Die Europäische Kommission hat am 30. September 2004 eine Strategie zur Koordinierung von Initiativen in den Bereichen Finanzdienstleistungen, Gesellschaftsrecht, Rechnungslegung, Steuern, Beaufsichtigung sowie Durchsetzung eingeleitet, um die Gefahr missbräuchlicher Praktiken im Finanzbereich einzudämmen.
In der Mitteilung der EU-Kommission wird eine fristgerechte und wirksame Umsetzung des "Aktionsplans für Finanzdienstleistungen" und des "Aktionsplans für Gesellschaftsrecht und Corporate Governance" empfohlen, die einen effektiven EU-Rahmen schaffen sollen, um den meisten Finanzfragen zu begegnen, die durch die jüngsten Skandale aufgeworfen worden sind, und die eine strenge Kontrolle der Anwendung der Rechtsvorschriften ermöglichen sollen. Die Kommission schlägt neue politische Initiativen im Bereich der Steuern und der Durchsetzung vor. Schlüsselelemente sind demnach verstärkte Transparenz, verbesserte Rückverfolgbarkeit und besser koordinierte Durchsetzung.
In der Mitteilung wird eine breit gefächerte Strategie vorgeschlagen, die sich auf Finanzdienstleistungen, Justiz und Inneres sowie auf die Steuerpolitik erstreckt. Ziel ist die Verstärkung der vier "Schutzwälle" gegen diese Praktiken: Interne Kontrollen im Unternehmen, vor allem durch den Vorstand, unabhängige Abschlussprüfung, Beaufsichtigung und Gesetzesvollzug.
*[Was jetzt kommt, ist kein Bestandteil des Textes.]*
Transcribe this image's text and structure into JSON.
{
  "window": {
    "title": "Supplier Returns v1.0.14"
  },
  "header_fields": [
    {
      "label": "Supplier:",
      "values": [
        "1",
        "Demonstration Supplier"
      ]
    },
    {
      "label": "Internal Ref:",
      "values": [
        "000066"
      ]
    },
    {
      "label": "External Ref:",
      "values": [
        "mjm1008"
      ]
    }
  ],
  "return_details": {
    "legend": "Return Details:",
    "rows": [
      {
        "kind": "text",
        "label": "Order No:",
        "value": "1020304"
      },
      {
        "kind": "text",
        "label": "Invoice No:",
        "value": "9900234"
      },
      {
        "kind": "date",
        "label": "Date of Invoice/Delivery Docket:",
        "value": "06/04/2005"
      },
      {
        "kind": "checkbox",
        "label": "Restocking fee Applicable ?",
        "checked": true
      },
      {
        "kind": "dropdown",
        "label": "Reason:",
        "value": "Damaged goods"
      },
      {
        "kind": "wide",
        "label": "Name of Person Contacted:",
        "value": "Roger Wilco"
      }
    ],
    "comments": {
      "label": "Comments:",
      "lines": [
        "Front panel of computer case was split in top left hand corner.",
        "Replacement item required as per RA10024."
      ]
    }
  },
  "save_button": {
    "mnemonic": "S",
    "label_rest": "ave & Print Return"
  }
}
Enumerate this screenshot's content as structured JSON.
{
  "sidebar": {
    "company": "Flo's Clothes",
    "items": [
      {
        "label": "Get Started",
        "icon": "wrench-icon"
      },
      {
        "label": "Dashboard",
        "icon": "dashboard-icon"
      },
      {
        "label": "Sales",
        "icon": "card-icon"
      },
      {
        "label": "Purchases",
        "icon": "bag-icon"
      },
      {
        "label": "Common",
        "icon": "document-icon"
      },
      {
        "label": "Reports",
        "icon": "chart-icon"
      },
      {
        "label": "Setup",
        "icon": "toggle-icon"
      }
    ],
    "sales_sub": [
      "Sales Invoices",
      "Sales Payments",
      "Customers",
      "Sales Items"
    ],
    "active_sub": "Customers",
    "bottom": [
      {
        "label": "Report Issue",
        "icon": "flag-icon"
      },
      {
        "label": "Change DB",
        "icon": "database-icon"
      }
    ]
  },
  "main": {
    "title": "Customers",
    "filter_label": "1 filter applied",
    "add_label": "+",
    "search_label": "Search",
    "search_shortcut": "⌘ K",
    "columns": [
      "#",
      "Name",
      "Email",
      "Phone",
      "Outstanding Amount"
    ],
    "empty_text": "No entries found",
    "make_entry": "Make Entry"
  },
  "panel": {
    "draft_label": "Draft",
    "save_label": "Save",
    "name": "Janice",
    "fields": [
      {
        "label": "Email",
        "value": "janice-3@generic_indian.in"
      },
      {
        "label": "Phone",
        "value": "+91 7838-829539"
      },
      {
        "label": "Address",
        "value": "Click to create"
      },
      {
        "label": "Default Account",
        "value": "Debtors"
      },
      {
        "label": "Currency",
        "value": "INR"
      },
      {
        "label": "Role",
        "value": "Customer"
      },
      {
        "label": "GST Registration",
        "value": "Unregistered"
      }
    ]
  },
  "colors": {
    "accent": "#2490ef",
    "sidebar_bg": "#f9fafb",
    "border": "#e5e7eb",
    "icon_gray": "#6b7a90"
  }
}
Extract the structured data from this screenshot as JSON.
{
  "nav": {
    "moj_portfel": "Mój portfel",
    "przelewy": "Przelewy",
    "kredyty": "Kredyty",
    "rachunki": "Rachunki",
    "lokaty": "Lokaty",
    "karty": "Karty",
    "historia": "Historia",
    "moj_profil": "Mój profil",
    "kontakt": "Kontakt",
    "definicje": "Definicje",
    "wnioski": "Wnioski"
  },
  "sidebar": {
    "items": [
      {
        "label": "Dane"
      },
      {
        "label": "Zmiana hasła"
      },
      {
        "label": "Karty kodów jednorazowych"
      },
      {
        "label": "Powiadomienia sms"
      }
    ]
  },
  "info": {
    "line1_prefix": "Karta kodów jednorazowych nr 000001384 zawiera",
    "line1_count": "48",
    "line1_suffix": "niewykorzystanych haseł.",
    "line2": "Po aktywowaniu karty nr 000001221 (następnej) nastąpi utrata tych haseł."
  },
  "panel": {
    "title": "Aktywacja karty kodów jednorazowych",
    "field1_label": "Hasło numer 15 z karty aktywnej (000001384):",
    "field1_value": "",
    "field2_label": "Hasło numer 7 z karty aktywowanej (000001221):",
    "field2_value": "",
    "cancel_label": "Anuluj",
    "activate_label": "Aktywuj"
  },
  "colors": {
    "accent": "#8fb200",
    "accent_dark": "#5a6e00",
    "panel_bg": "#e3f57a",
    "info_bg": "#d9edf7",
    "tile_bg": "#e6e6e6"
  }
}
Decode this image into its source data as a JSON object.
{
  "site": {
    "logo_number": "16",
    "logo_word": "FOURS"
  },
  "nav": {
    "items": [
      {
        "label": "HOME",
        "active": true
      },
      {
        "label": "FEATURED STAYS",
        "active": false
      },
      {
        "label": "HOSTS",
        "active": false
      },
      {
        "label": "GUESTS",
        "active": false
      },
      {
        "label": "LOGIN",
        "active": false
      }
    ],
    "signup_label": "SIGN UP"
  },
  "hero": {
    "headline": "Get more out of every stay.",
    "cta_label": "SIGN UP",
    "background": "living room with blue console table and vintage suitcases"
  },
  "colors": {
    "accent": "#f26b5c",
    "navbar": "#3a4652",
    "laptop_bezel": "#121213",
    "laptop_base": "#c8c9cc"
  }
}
Der Aktionsplan für Finanzdienstleistungen und der Aktionsplan für Gesellschaftsrecht und Corporate Governance schaffen nach Einschätzung der Europäischen Kommission bereits einen EU-Rahmen, um den Finanzdienstleistungsfragen begegnen zu können, die durch die jüngsten Skandale aufgeworfen worden sind. Diese Aktionspläne müssen jedoch fristgerecht umgesetzt werden. Die Anwendung der Rechtsvorschriften erfordere außerdem eine strenge Aufsicht und effektive Kontrollen. Mehr Transparenz sei bei Zweckgesellschaften in der Bilanz erforderlich, und es stelle sich die Frage, ob der Rentenmarkt transparent genug ist.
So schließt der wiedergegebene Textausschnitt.